De fait, sans avoir à proposer une augmentation de 30% du COS, les prix y sont déjà, dans l’absolu, intéressants pour les promoteurs. Mais ces derniers n’acquièrent évidement pas de terrain dans ces zones, n’y envisagent aucun programme, puisque les appartements qui y seraient construits ne trouveraient en aucun cas preneur.

C’est la raison pour laquelle, la solution (difficile, bien évidemment, à mettre en œuvre, ne serait-ce que parce qu’elle doit s’inscrire dans la durée via des politiques publiques continues) ne peut passer que par la construction massive de logement assortie d’aides de l’Etat et collectivités territoriales. L’envisager en période de déficit budgétaire à combler, de politiques d’austérité à mettre en œuvre… semble pour le moins délicat.

Reste que l’Etat et les collectivités locales sont propriétaires de foncier et qu’à défaut d’allouer des aides financières, lui et elles pourraient céder une partie de ce foncier… sous réserve, bien sûr, que des logements (dont des logements sociaux) y soient obligatoirement construits.

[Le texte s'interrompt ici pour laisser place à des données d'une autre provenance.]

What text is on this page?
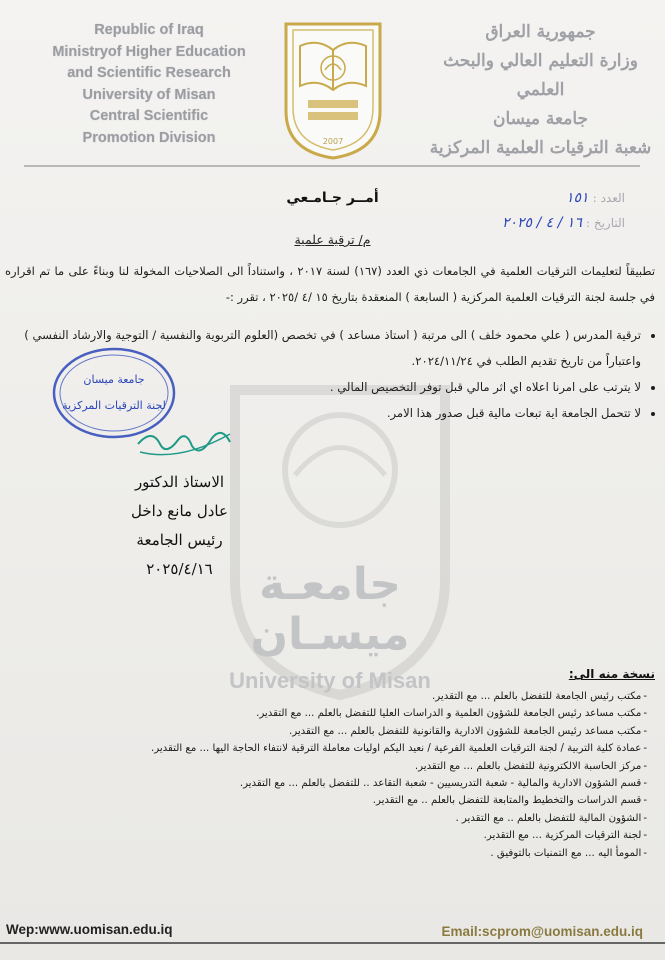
Republic of Iraq
Ministryof Higher Education
and Scientific Research
University of Misan
Central Scientific
Promotion Division	2007
جمهورية العراق
وزارة التعليم العالي والبحث العلمي
جامعة ميسان
شعبة الترقيات العلمية المركزية
العدد : ١٥١
التاريخ : ١٦ / ٤ / ٢٠٢٥
جامعـة ميسـان
University of Misan
أمــر جـامـعي
م/ ترقية علمية
تطبيقاً لتعليمات الترقيات العلمية في الجامعات ذي العدد (١٦٧) لسنة ٢٠١٧ ، واستناداً الى الصلاحيات المخولة لنا وبناءً على ما تم اقراره في جلسة لجنة الترقيات العلمية المركزية ( السابعة ) المنعقدة بتاريخ ١٥ /٤ /٢٠٢٥ ، تقرر :-
• ترقية المدرس ( علي محمود خلف ) الى مرتبة ( استاذ مساعد ) في تخصص (العلوم التربوية والنفسية / التوجية والارشاد النفسي ) واعتباراً من تاريخ تقديم الطلب في ٢٠٢٤/١١/٢٤.
• لا يترتب على امرنا اعلاه اي اثر مالي قبل توفر التخصيص المالي .
• لا تتحمل الجامعة اية تبعات مالية قبل صدور هذا الامر.
جامعة ميسان
لجنة الترقيات المركزية
الاستاذ الدكتور
عادل مانع داخل
رئيس الجامعة
٢٠٢٥/٤/١٦
نسخة منه الى:
- مكتب رئيس الجامعة للتفضل بالعلم ... مع التقدير.
- مكتب مساعد رئيس الجامعة للشؤون العلمية و الدراسات العليا للتفضل بالعلم ... مع التقدير.
- مكتب مساعد رئيس الجامعة للشؤون الادارية والقانونية للتفضل بالعلم ... مع التقدير.
- عمادة كلية التربية / لجنة الترقيات العلمية الفرعية / نعيد اليكم اوليات معاملة الترقية لانتفاء الحاجة اليها ... مع التقدير.
- مركز الحاسبة الالكترونية للتفضل بالعلم ... مع التقدير.
- قسم الشؤون الادارية والمالية - شعبة التدريسيين - شعبة التقاعد .. للتفضل بالعلم ... مع التقدير.
- قسم الدراسات والتخطيط والمتابعة للتفضل بالعلم .. مع التقدير.
- الشؤون المالية للتفضل بالعلم .. مع التقدير .
- لجنة الترقيات المركزية ... مع التقدير.
- المومأ اليه ... مع التمنيات بالتوفيق .
Wep:www.uomisan.edu.iq	Email:scprom@uomisan.edu.iq
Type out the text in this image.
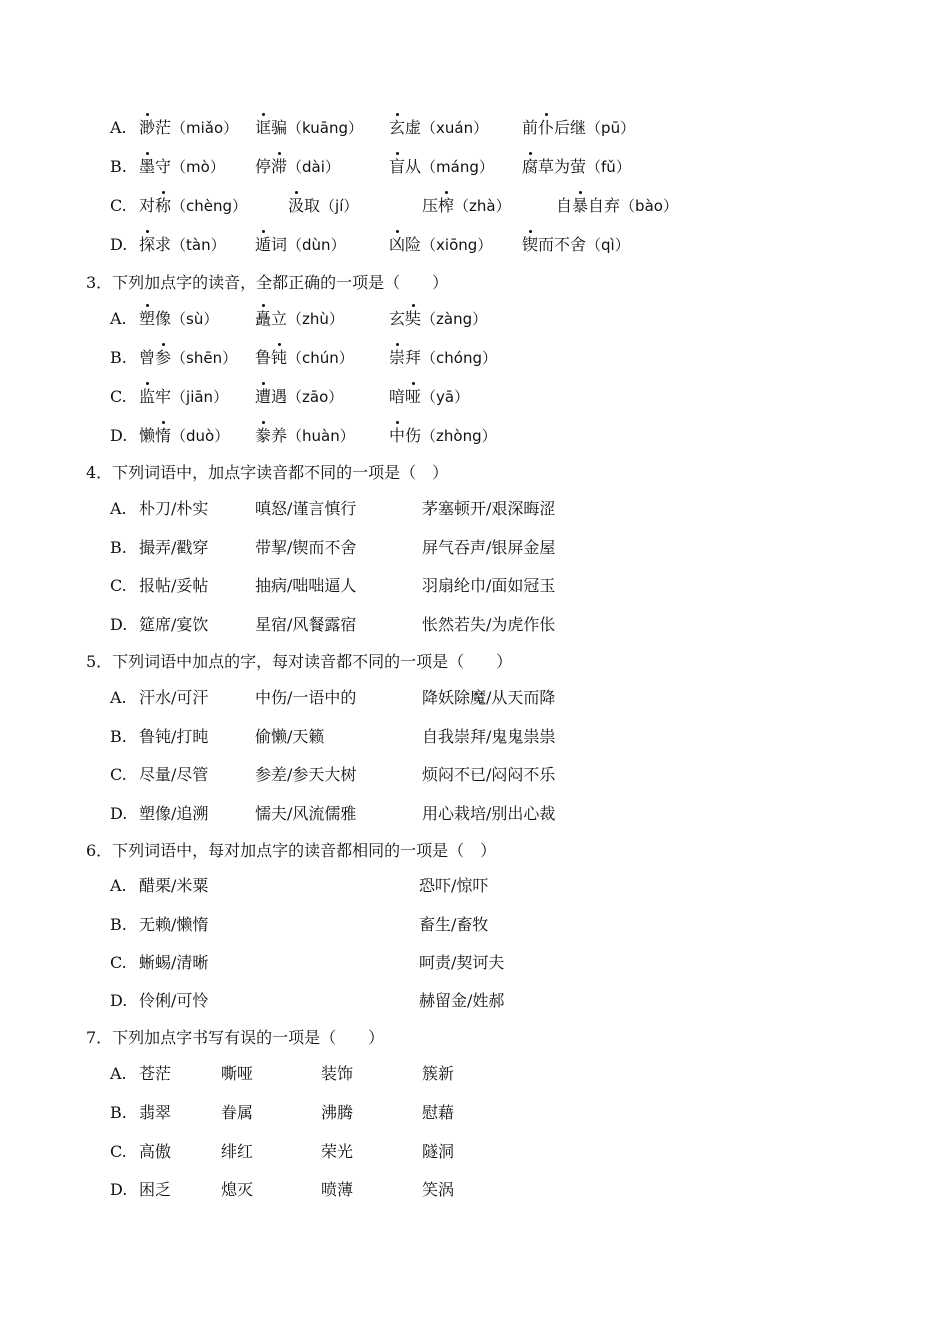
A. 渺茫（miǎo） 诓骗（kuāng） 玄虚（xuán） 前仆后继（pū）
B. 墨守（mò） 停滞（dài）	盲从（máng） 腐草为萤（fǔ）
C. 对称（chèng）	汲取（jí）	压榨（zhà）	自暴自弃（bào）
D. 探求（tàn） 遁词（dùn）	凶险（xiōng） 锲而不舍（qì）
3．下列加点字的读音，全都正确的一项是（　　）
A. 塑像（sù） 矗立（zhù）	玄奘（zàng）
B. 曾参（shēn） 鲁钝（chún） 崇拜（chóng）
C. 监牢（jiān） 遭遇（zāo）	喑哑（yā）
D. 懒惰（duò） 豢养（huàn） 中伤（zhòng）
4．下列词语中，加点字读音都不同的一项是（　）
A. 朴刀/朴实	嗔怒/谨言慎行	茅塞顿开/艰深晦涩
B. 撮弄/戳穿	带挈/锲而不舍	屏气吞声/银屏金屋
C. 报帖/妥帖	抽病/咄咄逼人	羽扇纶巾/面如冠玉
D. 筵席/宴饮	星宿/风餐露宿	怅然若失/为虎作伥
5．下列词语中加点的字，每对读音都不同的一项是（　　）
A. 汗水/可汗	中伤/一语中的	降妖除魔/从天而降
B. 鲁钝/打盹	偷懒/天籁	自我崇拜/鬼鬼祟祟
C. 尽量/尽管	参差/参天大树	烦闷不已/闷闷不乐
D. 塑像/追溯	懦夫/风流儒雅	用心栽培/别出心裁
6．下列词语中，每对加点字的读音都相同的一项是（　）
A. 醋栗/米粟	恐吓/惊吓
B. 无赖/懒惰	畜生/畜牧
C. 蜥蜴/清晰	呵责/契诃夫
D. 伶俐/可怜	赫留金/姓郝
7．下列加点字书写有误的一项是（　　）
A. 苍茫	嘶哑	装饰	簇新
B. 翡翠	眷属	沸腾	慰藉
C. 高傲	绯红	荣光	隧洞
D. 困乏	熄灭	喷薄	笑涡
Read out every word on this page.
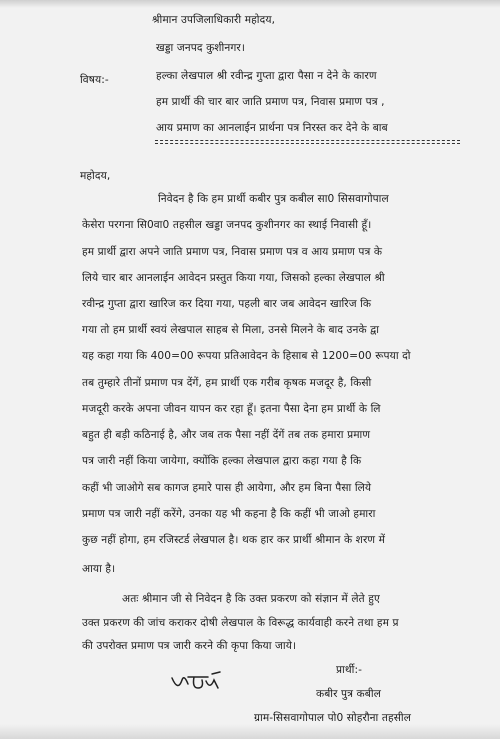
श्रीमान उपजिलाधिकारी महोदय,
खड्डा जनपद कुशीनगर।
विषय:-	हल्का लेखपाल श्री रवीन्द्र गुप्ता द्वारा पैसा न देने के कारण
हम प्रार्थी की चार बार जाति प्रमाण पत्र, निवास प्रमाण पत्र ,
आय प्रमाण का आनलाईन प्रार्थना पत्र निरस्त कर देने के बाब
महोदय,
निवेदन है कि हम प्रार्थी कबीर पुत्र कबील सा0 सिसवागोपाल
केसेरा परगना सि0वा0 तहसील खड्डा जनपद कुशीनगर का स्थाई निवासी हूँ।
हम प्रार्थी द्वारा अपने जाति प्रमाण पत्र, निवास प्रमाण पत्र व आय प्रमाण पत्र के
लिये चार बार आनलाईन आवेदन प्रस्तुत किया गया, जिसको हल्का लेखपाल श्री
रवीन्द्र गुप्ता द्वारा खारिज कर दिया गया, पहली बार जब आवेदन खारिज कि
गया तो हम प्रार्थी स्वयं लेखपाल साहब से मिला, उनसे मिलने के बाद उनके द्वा
यह कहा गया कि 400=00 रूपया प्रतिआवेदन के हिसाब से 1200=00 रूपया दो
तब तुम्हारे तीनों प्रमाण पत्र देंगें, हम प्रार्थी एक गरीब कृषक मजदूर है, किसी
मजदूरी करके अपना जीवन यापन कर रहा हूँ। इतना पैसा देना हम प्रार्थी के लि
बहुत ही बड़ी कठिनाई है, और जब तक पैसा नहीं देंगें तब तक हमारा प्रमाण
पत्र जारी नहीं किया जायेगा, क्योंकि हल्का लेखपाल द्वारा कहा गया है कि
कहीं भी जाओगे सब कागज हमारे पास ही आयेगा, और हम बिना पैसा लिये
प्रमाण पत्र जारी नहीं करेंगे, उनका यह भी कहना है कि कहीं भी जाओ हमारा
कुछ नहीं होगा, हम रजिस्टर्ड लेखपाल है। थक हार कर प्रार्थी श्रीमान के शरण में
आया है।
अतः श्रीमान जी से निवेदन है कि उक्त प्रकरण को संज्ञान में लेते हुए
उक्त प्रकरण की जांच कराकर दोषी लेखपाल के विरूद्ध कार्यवाही करने तथा हम प्र
की उपरोक्त प्रमाण पत्र जारी करने की कृपा किया जाये।
प्रार्थी:-
कबीर पुत्र कबील
ग्राम-सिसवागोपाल पो0 सोहरौना तहसील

Cette idée mise en avant, notamment, par François HOLLANDE, candidat socialiste à l’élection présidentielle, semble être, aussi, dans les tuyaux du gouvernement puisque le Secrétaire d’état au logement, Benoist APPARU, a également avancé le 30 janvier dernier (entre autre dans les colonnes du journal Le Monde), après l’intervention télévisée de Nicolas Sarkozy, que l’Etat devait fermement inciter plusieurs organismes publics (tel que le Ministère de la Défense ou encore Réseau Ferré de France) à vendre aux collectivités locales un nombre important de terrains leur appartenant et souvent inutilisé…

Finalement, l’idée avancée par le Président de la République a un avantage : elle ne coute pas un centime d’euro à l’Etat. Son caractère simple (simpliste ?) peut frapper également les esprits en période électorale…

Mais à y regarder de près, elle n’aurait/n’aura pour conséquence que d’enrichir ceux qui sont déjà propriétaires (tout au moins ceux qui peuvent accroître la surface de leur logement – maison individuelle - et ceux qui disposent de terrains - biens situés - à vendre) et n’engendrera en rien une baisse des prix de l’immobilier initialement voulue.

La crise du logement en France implique une politique structurelle volontariste de grande ampleur… elle ne peut se contenter d’effet d’annonce, aussi spectaculaire soit-il en apparence.